Jakarta, Petik — Menteri Pemberdayaan Perempuan dan Perlindungan Anak (PPPA), Arifah Fauzi, memberikan apresiasi atas peluncuran modul pelatihan Tindak Pidana Kekerasan Seksual (TPKS) yang disiapkan oleh Kepolisian Negara Republik Indonesia (Polri). Peluncuran modul ini merupakan langkah penting dalam implementasi Undang-Undang Nomor 12 Tahun 2022 tentang Tindak Pidana Kekerasan Seksual (UU TPKS), dengan tujuan untuk memperkuat perlindungan dan pemulihan hak-hak korban kekerasan seksual serta meningkatkan kapasitas aparat dalam menangani kasus TPKS secara profesional dan berperspektif hak korban.
Menteri PPPA menekankan bahwa pendekatan yang berpusat pada korban menjadi landasan utama dalam penanganan kekerasan seksual, termasuk dalam proses penyelidikan, penanganan, dan pemulihan. Aparat penegak hukum dan tenaga layanan harus memiliki kompetensi khusus, memahami prinsip hak asasi manusia, serta menerapkan perspektif kesetaraan gender dalam setiap tahapan proses hukum.

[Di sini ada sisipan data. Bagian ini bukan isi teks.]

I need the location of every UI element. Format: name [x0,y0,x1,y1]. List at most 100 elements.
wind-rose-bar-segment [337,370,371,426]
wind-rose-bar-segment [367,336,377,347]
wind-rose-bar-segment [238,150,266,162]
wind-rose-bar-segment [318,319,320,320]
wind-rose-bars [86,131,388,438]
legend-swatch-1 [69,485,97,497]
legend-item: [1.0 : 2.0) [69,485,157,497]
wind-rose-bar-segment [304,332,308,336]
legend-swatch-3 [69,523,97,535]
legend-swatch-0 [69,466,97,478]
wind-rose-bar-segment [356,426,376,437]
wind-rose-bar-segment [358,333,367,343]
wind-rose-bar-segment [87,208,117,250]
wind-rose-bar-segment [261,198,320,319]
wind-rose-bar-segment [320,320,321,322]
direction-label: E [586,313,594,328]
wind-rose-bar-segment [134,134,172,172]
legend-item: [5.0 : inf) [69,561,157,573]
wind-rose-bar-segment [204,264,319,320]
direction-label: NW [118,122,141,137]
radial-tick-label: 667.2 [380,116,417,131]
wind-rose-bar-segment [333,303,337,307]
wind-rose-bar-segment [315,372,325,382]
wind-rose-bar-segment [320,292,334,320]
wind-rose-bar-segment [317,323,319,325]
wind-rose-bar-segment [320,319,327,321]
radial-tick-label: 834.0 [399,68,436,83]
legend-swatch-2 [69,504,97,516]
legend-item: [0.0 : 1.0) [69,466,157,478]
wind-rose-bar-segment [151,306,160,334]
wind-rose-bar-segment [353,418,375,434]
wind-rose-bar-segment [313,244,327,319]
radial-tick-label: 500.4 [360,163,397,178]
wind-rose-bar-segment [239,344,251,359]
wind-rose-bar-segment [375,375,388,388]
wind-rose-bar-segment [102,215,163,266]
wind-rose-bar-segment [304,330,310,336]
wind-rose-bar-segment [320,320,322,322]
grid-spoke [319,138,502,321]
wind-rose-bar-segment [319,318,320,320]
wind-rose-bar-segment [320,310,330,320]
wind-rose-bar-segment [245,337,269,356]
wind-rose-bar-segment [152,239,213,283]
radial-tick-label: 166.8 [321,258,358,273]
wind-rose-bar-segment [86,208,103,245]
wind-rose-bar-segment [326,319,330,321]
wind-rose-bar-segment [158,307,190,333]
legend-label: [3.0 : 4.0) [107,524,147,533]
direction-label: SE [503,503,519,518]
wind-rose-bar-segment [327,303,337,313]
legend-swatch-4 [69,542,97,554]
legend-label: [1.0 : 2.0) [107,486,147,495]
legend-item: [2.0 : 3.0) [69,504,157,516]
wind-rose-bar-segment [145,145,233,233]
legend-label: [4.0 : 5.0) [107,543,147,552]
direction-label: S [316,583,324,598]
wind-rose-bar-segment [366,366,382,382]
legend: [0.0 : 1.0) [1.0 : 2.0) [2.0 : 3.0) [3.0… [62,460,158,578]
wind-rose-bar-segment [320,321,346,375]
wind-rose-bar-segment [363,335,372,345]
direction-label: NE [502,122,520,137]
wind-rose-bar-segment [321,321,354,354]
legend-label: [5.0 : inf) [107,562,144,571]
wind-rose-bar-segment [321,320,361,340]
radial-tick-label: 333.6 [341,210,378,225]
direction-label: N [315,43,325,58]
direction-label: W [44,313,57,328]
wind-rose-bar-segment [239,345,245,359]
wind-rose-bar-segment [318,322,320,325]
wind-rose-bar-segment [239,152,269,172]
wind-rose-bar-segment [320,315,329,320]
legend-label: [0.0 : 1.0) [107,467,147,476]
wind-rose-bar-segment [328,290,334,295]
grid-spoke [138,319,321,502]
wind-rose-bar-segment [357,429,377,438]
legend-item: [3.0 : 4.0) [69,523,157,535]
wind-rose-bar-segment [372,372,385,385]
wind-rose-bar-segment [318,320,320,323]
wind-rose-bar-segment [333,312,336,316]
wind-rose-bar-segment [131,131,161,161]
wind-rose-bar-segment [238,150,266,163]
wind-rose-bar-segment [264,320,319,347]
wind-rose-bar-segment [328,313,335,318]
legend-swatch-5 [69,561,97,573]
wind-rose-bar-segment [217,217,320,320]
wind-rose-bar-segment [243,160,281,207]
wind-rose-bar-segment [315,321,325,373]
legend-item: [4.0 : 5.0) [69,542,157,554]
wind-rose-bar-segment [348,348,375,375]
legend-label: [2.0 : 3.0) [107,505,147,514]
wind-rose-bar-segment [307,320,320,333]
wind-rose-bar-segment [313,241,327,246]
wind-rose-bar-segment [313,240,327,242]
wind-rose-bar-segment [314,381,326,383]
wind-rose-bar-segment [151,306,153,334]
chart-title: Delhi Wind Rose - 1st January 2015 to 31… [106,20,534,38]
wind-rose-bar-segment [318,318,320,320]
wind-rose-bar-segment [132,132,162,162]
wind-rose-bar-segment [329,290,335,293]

Modul pelatihan ini diyakini akan membantu menyamakan persepsi aparat dan pendamping dalam membangun sistem penanganan yang efektif dan responsif terhadap kebutuhan serta martabat korban.
Penyusunan modul pelatihan TPKS ini juga menjadi bagian dari komitmen negara untuk menurunkan angka kekerasan seksual yang masih menjadi masalah serius di Indonesia. Pemerintah terus mendorong kolaborasi lintas sektor, termasuk dengan Polri, lembaga pendidikan dan pelatihan, serta organisasi masyarakat sipil, agar penanganan kasus kekerasan seksual dapat berjalan secara adil, holistik, dan memenuhi hak korban secara layak.